Clinical Trial Evidence
Currently no related clinical trials registered.
Literature Evidence
Currently no related literature available.
Philippines Market Information
Cycloserine is currently not registered in the Philippines. No product authorizations were found in the regulatory database.
Safety Considerations
Please refer to the package insert for safety information.
⚠️ Important Safety Signal Identified During Evidence Review
Evidence collected during evaluation of the “insomnia” indication (Rank 5 prediction) reveals a critical concern: the existing evidence direction shows that cycloserine causes insomnia and psychosis as adverse drug reactions — it is emphatically not a treatment for insomnia.
- A 2022 case report (PMID 36712725) documents cycloserine-induced insomnia and psychosis in an MDR-TB patient.
- Three clinical trials retrieved for the insomnia query (NCT03216356, NCT05395494, NCT03395392) all target psychiatric indications (PTSD, fibromyalgia, bipolar depression) via NMDA modulation — none target insomnia as a primary endpoint, and one has been withdrawn.
This CNS toxicity profile — including insomnia, psychosis, seizures, depression, and peripheral neuropathy — represents a substantial safety barrier for any repurposing pathway in non-life-threatening conditions such as IBS.
Conclusion and Next Steps
Decision: Hold
Rationale: There is no clinical or preclinical evidence supporting cycloserine for irritable bowel syndrome, and the drug’s well-documented CNS adverse effect burden (insomnia, psychosis, seizures) makes the benefit-risk ratio unfavorable for a functional gastrointestinal disorder where safer therapeutic alternatives already exist.

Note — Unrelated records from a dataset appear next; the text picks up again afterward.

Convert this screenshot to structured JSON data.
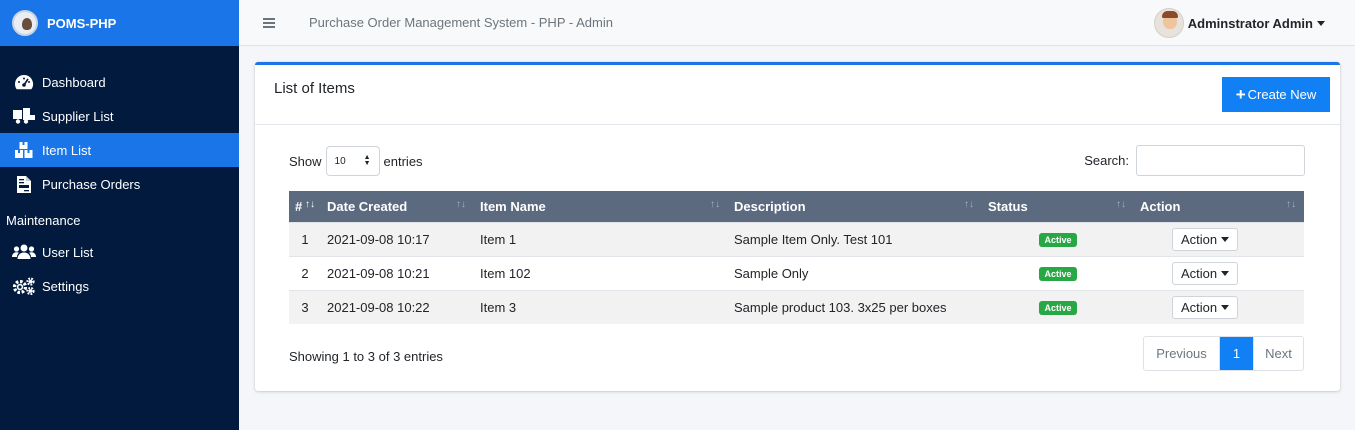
{
  "brand": {
    "name": "POMS-PHP"
  },
  "sidebar": {
    "items": [
      {
        "label": "Dashboard",
        "icon": "dashboard-icon"
      },
      {
        "label": "Supplier List",
        "icon": "truck-icon"
      },
      {
        "label": "Item List",
        "icon": "boxes-icon",
        "active": true
      },
      {
        "label": "Purchase Orders",
        "icon": "file-invoice-icon"
      }
    ],
    "section_header": "Maintenance",
    "maintenance_items": [
      {
        "label": "User List",
        "icon": "users-icon"
      },
      {
        "label": "Settings",
        "icon": "cogs-icon"
      }
    ]
  },
  "topbar": {
    "title": "Purchase Order Management System - PHP - Admin",
    "user_name": "Adminstrator Admin"
  },
  "card": {
    "title": "List of Items",
    "create_label": "Create New"
  },
  "table_controls": {
    "show_label": "Show",
    "entries_value": "10",
    "entries_label": "entries",
    "search_label": "Search:",
    "search_value": ""
  },
  "table": {
    "headers": [
      "#",
      "Date Created",
      "Item Name",
      "Description",
      "Status",
      "Action"
    ],
    "rows": [
      {
        "num": "1",
        "date": "2021-09-08 10:17",
        "name": "Item 1",
        "description": "Sample Item Only. Test 101",
        "status": "Active",
        "action": "Action"
      },
      {
        "num": "2",
        "date": "2021-09-08 10:21",
        "name": "Item 102",
        "description": "Sample Only",
        "status": "Active",
        "action": "Action"
      },
      {
        "num": "3",
        "date": "2021-09-08 10:22",
        "name": "Item 3",
        "description": "Sample product 103. 3x25 per boxes",
        "status": "Active",
        "action": "Action"
      }
    ]
  },
  "footer": {
    "info": "Showing 1 to 3 of 3 entries",
    "prev_label": "Previous",
    "page": "1",
    "next_label": "Next"
  },
  "colors": {
    "sidebar_bg": "#011a3e",
    "accent": "#1a75e8",
    "table_header": "#5b6a7f",
    "badge_active": "#28a745"
  }
}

To proceed, the following is needed:
- MOA documentation: Obtain formal DrugBank/primary source data on D-cycloserine’s NMDA partial agonist activity and its pharmacological reach into the enteric nervous system
- Preclinical studies: In vitro and animal model experiments examining cycloserine’s effects on gut motility, visceral hypersensitivity, and the ENS — specifically in IBS-relevant models (e.g., post-infectious IBS, stress-induced visceral pain)
- CNS safety profiling: Establish whether enteric-targeted dosing strategies (e.g., modified-release formulations) could achieve GI exposure while minimizing systemic CNS penetration
- Comparative advantage analysis: Clarify what clinical gap cycloserine could fill compared to established IBS treatments (antispasmodics, low-dose antidepressants, rifaximin for IBS-D), given that these already target relevant pathways with well-characterised safety profiles
- Philippines regulatory pathway: Since cycloserine is not registered in the Philippines, any clinical development would require a full new drug application — confirm whether compassionate use or research IND pathways are viable options
Disclaimer
This content is for research purposes only and does not constitute medical advice. Clinical validation is required before any clinical application.